Mark Twain wrote, “I am an old man and have known a great many troubles, but most of them never happened.” In other words, it’s often the trouble in our minds that cause us the most anguish. This conceit can be very true for those of us looking to downsize. We create so many stories about all the trouble that could happen when we downsize, that we fail to realize these troubles are often stories or easily surmounted challenges. We fail to realize that many people through the ages have lived happily with far less than we have, in spaces far smaller than we live in. And not only might a smaller home with less stuff not be awful, we might even like it.
That said, there are a number of oft-heard arguments that can present barriers to living a life with less space and stuff.

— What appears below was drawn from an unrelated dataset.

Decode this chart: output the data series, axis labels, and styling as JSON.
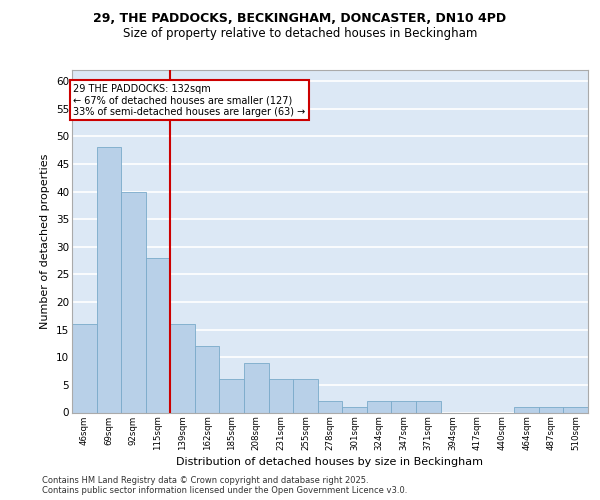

We thought we’d present a few and ways you might deal with them.
Problem: “How many square feet is that?” Sometimes the hardest part of downsizing is talking about it. Most people can’t comprehend that living in a smaller space with less stuff could possibly be a choice. It’s something you do because you’re broke and have no better place to live.
Things become even more difficult when other people’s questioning becomes our own. We start thinking, “Are they right? Am I crazy? I need more space! I can’t live without my ______. What am I thinking?”

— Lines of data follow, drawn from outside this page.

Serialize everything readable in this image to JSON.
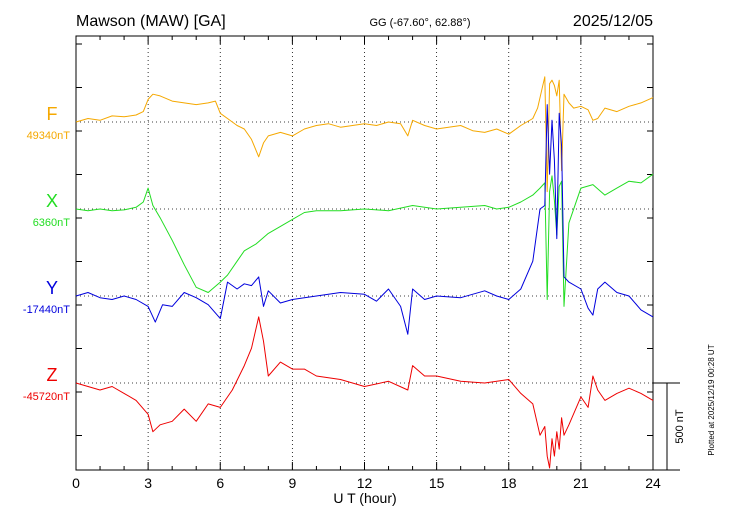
{
  "chart_data": {
    "type": "line",
    "title": "Mawson (MAW)  [GA]",
    "coords": "GG (-67.60°,  62.88°)",
    "date": "2025/12/05",
    "xlabel": "U T (hour)",
    "xlim": [
      0,
      24
    ],
    "xticks": [
      "0",
      "3",
      "6",
      "9",
      "12",
      "15",
      "18",
      "21",
      "24"
    ],
    "scale_label": "500 nT",
    "scale_nT": 500,
    "plotted_note": "Plotted at 2025/12/19 00:28 UT",
    "series": [
      {
        "name": "F",
        "baseline_label": "49340nT",
        "color": "#f5a800",
        "t": [
          0,
          0.5,
          1,
          1.5,
          2,
          2.5,
          2.8,
          3.0,
          3.2,
          3.5,
          4.0,
          4.5,
          5.0,
          5.5,
          5.8,
          6.0,
          6.3,
          6.7,
          7.0,
          7.3,
          7.6,
          7.8,
          8.0,
          8.5,
          9.0,
          9.5,
          10,
          10.5,
          11,
          11.5,
          12,
          12.5,
          13,
          13.5,
          13.8,
          14,
          14.5,
          15,
          15.5,
          16,
          16.5,
          17,
          17.5,
          18,
          18.5,
          19,
          19.2,
          19.4,
          19.5,
          19.6,
          19.7,
          19.8,
          19.9,
          20.0,
          20.1,
          20.2,
          20.3,
          20.5,
          20.7,
          21,
          21.3,
          21.5,
          21.7,
          22,
          22.5,
          23,
          23.5,
          24
        ],
        "v": [
          0,
          20,
          10,
          35,
          30,
          40,
          60,
          130,
          160,
          150,
          120,
          110,
          100,
          110,
          120,
          50,
          20,
          -20,
          -40,
          -100,
          -200,
          -120,
          -80,
          -60,
          -80,
          -40,
          -20,
          -10,
          -30,
          -20,
          -10,
          -20,
          0,
          -10,
          -80,
          10,
          -20,
          -40,
          -30,
          -20,
          -50,
          -60,
          -40,
          -70,
          -20,
          20,
          80,
          200,
          260,
          -400,
          220,
          240,
          210,
          150,
          240,
          -280,
          160,
          110,
          80,
          90,
          70,
          10,
          20,
          80,
          60,
          90,
          110,
          140
        ]
      },
      {
        "name": "X",
        "baseline_label": "6360nT",
        "color": "#22dd22",
        "t": [
          0,
          0.5,
          1,
          1.5,
          2,
          2.5,
          2.8,
          3.0,
          3.2,
          3.5,
          4.0,
          4.5,
          5.0,
          5.5,
          6.0,
          6.3,
          6.7,
          7.0,
          7.5,
          8.0,
          8.5,
          9.0,
          9.5,
          10,
          11,
          12,
          13,
          14,
          15,
          16,
          17,
          17.5,
          18,
          18.5,
          19,
          19.3,
          19.5,
          19.6,
          19.7,
          19.8,
          19.9,
          20.0,
          20.1,
          20.2,
          20.3,
          20.5,
          21,
          21.5,
          22,
          22.5,
          23,
          23.5,
          24
        ],
        "v": [
          0,
          -10,
          0,
          -10,
          -5,
          10,
          40,
          120,
          20,
          -50,
          -180,
          -320,
          -450,
          -480,
          -420,
          -380,
          -300,
          -240,
          -200,
          -140,
          -100,
          -60,
          -20,
          -10,
          -10,
          0,
          -10,
          20,
          0,
          10,
          20,
          0,
          10,
          40,
          80,
          120,
          150,
          -520,
          100,
          190,
          50,
          -150,
          130,
          160,
          -560,
          -80,
          120,
          140,
          80,
          120,
          160,
          150,
          200
        ]
      },
      {
        "name": "Y",
        "baseline_label": "-17440nT",
        "color": "#0000dd",
        "t": [
          0,
          0.5,
          1,
          1.5,
          2,
          2.5,
          3.0,
          3.3,
          3.6,
          4.0,
          4.5,
          5.0,
          5.5,
          6.0,
          6.3,
          6.7,
          7.0,
          7.3,
          7.6,
          7.8,
          8.0,
          8.5,
          9.0,
          10,
          11,
          12,
          12.5,
          13,
          13.5,
          13.8,
          14,
          14.5,
          15,
          16,
          17,
          17.5,
          18,
          18.5,
          19,
          19.3,
          19.5,
          19.6,
          19.7,
          19.8,
          19.9,
          20.0,
          20.1,
          20.2,
          20.3,
          20.5,
          21,
          21.3,
          21.5,
          21.7,
          22,
          22.5,
          23,
          23.5,
          24
        ],
        "v": [
          0,
          20,
          -10,
          -20,
          0,
          -20,
          -60,
          -150,
          -50,
          -60,
          20,
          -10,
          -50,
          -130,
          80,
          40,
          70,
          60,
          110,
          -60,
          30,
          -40,
          -20,
          0,
          20,
          10,
          -30,
          40,
          -60,
          -220,
          40,
          -20,
          0,
          -10,
          30,
          0,
          -20,
          40,
          200,
          500,
          520,
          1100,
          700,
          1010,
          780,
          330,
          1050,
          860,
          110,
          80,
          40,
          -70,
          -110,
          40,
          80,
          20,
          0,
          -80,
          -120
        ]
      },
      {
        "name": "Z",
        "baseline_label": "-45720nT",
        "color": "#ee0000",
        "t": [
          0,
          0.5,
          1,
          1.5,
          2,
          2.5,
          3.0,
          3.2,
          3.5,
          4.0,
          4.5,
          5.0,
          5.5,
          6.0,
          6.5,
          7.0,
          7.3,
          7.6,
          7.8,
          8.0,
          8.5,
          9.0,
          9.5,
          10,
          11,
          12,
          13,
          13.8,
          14,
          14.5,
          15,
          16,
          17,
          18,
          18.5,
          19,
          19.3,
          19.5,
          19.6,
          19.7,
          19.8,
          19.9,
          20.0,
          20.1,
          20.2,
          20.3,
          20.5,
          21,
          21.3,
          21.5,
          21.7,
          22,
          22.5,
          23,
          23.5,
          24
        ],
        "v": [
          0,
          -20,
          -40,
          -20,
          -60,
          -100,
          -180,
          -280,
          -240,
          -220,
          -150,
          -220,
          -120,
          -140,
          -40,
          100,
          200,
          380,
          240,
          40,
          120,
          80,
          80,
          40,
          20,
          -20,
          10,
          -40,
          100,
          40,
          40,
          10,
          0,
          20,
          -60,
          -120,
          -300,
          -250,
          -420,
          -520,
          -320,
          -420,
          -280,
          -380,
          -200,
          -300,
          -240,
          -80,
          -140,
          40,
          -40,
          -100,
          -60,
          -30,
          -60,
          -100
        ]
      }
    ]
  }
}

Solution: Don’t bring it up as an issue to people who might not understand. If you go on Tiny House chat board, people will admonish you for living in a space bigger than 250 sq ft. Most Europeans live in a fraction of the space Americans do. Not everyone has the same orientation to space, and to many (read: Americans) a small apartment or home doesn’t mean intentional downsizing, it means downgrading. Don’t get into it. Don’t mention square footage. Don’t get defensive if you do. Talk to friends who understand. Read this blog more. We support you. You’re making a choice that’s right for you!